Meskipun kinerja OJK belum sesuai harapan, namun mengalihkan kebijakan ke BI bukan alasana tepat. Sebab akan membutuhkan waktu, pikiran, energy serta dana yang cukup besar yang seharusnya difokuskan pada Pemulihan Ekonomi Nasional (PEN).
Menurut dia, wacana pengalihan tersebut bisa menjadikan industri keuangan menjadi terdistraksi di tengah pandemi ini.
Tidak hanya itu, rencana pengalihan ini pun berpotensi menggerus kepercayaan investor, karena seolah-olah tidak ada kepercayaan jangka panjang tehadap kelembagaan negara yang mengurusi pengawasan keuangan.
Beberapa waktu terakhir, pengawasan keuangan diwacanakan akan dialihfungsikan dari OJK ke BI Karena OJK dianggap kurang mampu mengawasi keuangan.
BACA JUGA: Wakil Ketua MPR : Lembaga Pendidikan Swasta Harus Diselamatkan Pasca Covid-19
Syarief Hasan mengingatkan tujuan pembentukan OJK, yakni sebagai bagian dari upaya pemerintah dan DPR RI dalam melakukan reformasi keuangan waktu itu.
“Meski lembagaitu baru dibentuk tahun 2011 melalui UU No 21/2011, namun cita-cita pembentukannya sudah ada sejak krisis moneter 1998/1999,” kata dia.
Gagasan pembentukan otoritas yang independen, kata dia, menjadi perintah UU No 23/1999 tentang BI. Bahkan dalam satu bait
Gagasan pembentukan otoritas yang independen menjadi perintah UU Nomor 23 Tahun 1999 tentang BI. Bahkan, dalam salah satu beleid (kebijakan) menyebutkan UU OJK sudah ada paling lambat 31 Desember 2002.
Namun dengan berbagai dinamika OJK baru lahir pada tahun 2011 ketika itu baru saja terjadi krisis keuangan global.

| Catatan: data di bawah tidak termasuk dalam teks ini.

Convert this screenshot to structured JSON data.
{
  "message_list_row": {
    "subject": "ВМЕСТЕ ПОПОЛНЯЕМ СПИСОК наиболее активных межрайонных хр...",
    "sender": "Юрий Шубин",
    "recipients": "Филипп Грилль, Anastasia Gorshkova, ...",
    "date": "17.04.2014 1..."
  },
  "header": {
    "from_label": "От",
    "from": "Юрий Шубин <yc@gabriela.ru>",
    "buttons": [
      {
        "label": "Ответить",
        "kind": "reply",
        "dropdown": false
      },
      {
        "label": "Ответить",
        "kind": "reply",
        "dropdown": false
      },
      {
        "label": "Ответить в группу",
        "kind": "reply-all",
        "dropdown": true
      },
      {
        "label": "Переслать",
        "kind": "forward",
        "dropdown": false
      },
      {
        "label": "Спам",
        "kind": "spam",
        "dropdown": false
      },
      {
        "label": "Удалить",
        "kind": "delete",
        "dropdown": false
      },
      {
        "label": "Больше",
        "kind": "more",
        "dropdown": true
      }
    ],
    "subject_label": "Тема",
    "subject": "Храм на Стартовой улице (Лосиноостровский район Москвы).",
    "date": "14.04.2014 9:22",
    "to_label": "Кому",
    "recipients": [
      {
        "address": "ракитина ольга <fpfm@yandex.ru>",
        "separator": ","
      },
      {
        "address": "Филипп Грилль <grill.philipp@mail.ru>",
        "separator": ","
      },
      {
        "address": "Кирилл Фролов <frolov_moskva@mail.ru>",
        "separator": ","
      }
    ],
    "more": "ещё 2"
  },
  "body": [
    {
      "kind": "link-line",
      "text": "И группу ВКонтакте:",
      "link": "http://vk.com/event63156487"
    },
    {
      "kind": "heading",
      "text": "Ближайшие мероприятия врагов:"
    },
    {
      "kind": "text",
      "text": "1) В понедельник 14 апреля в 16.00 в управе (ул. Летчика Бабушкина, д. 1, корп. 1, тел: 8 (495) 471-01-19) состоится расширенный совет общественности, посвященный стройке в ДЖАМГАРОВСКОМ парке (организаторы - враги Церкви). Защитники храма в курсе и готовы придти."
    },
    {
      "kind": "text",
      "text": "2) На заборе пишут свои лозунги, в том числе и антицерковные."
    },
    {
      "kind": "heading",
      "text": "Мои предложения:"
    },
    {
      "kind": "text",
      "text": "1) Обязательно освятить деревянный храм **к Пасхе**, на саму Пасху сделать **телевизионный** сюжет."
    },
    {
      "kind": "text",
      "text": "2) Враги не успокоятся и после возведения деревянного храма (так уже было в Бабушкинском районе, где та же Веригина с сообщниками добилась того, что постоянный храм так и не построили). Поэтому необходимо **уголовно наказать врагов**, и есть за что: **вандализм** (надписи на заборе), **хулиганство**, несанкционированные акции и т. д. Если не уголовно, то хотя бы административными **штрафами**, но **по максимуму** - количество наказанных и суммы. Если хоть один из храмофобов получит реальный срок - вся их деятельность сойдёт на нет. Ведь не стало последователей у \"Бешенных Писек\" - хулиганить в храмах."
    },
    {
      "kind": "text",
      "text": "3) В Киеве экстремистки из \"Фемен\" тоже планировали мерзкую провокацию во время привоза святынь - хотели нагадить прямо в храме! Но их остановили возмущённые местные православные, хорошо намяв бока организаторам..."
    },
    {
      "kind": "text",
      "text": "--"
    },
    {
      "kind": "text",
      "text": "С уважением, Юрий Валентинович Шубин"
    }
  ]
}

“Lembaga yang sudah jauh hari digagas ini harus dijaga dan dioptimalkan kinerjanya. Bukan dialihkan kembali fungsinya,” kata Syarief.
Dia mengajak pemerintah tidak terburu-buru merombak sistem pengawasan keuangan Indonesia dengan belajar kepada negara lain. Selain belajar dan menganalisis kondisi tekini Inggris setelah membubarkan Financial Service Authority (FSA), Indonesia juga harus belajar dari kisah sukses Jepang dalam pengawasan keuangan melalui lembaga sejenis OJK.
“Kinerja OJK yang kurang optimal harus direspon dengan penguatan dan perbaikan sistem pengawasan dalam bentuk reformasi di tubuh OJK. Benahi dapurnya, bukan bakar dapurnya. Sebab jika dapurnya yang dibakar maka apinya bisa mengganggu konsentrasi pemulihan ekonomi, termasuk dalam menghadapi Covid-19,” kata dia.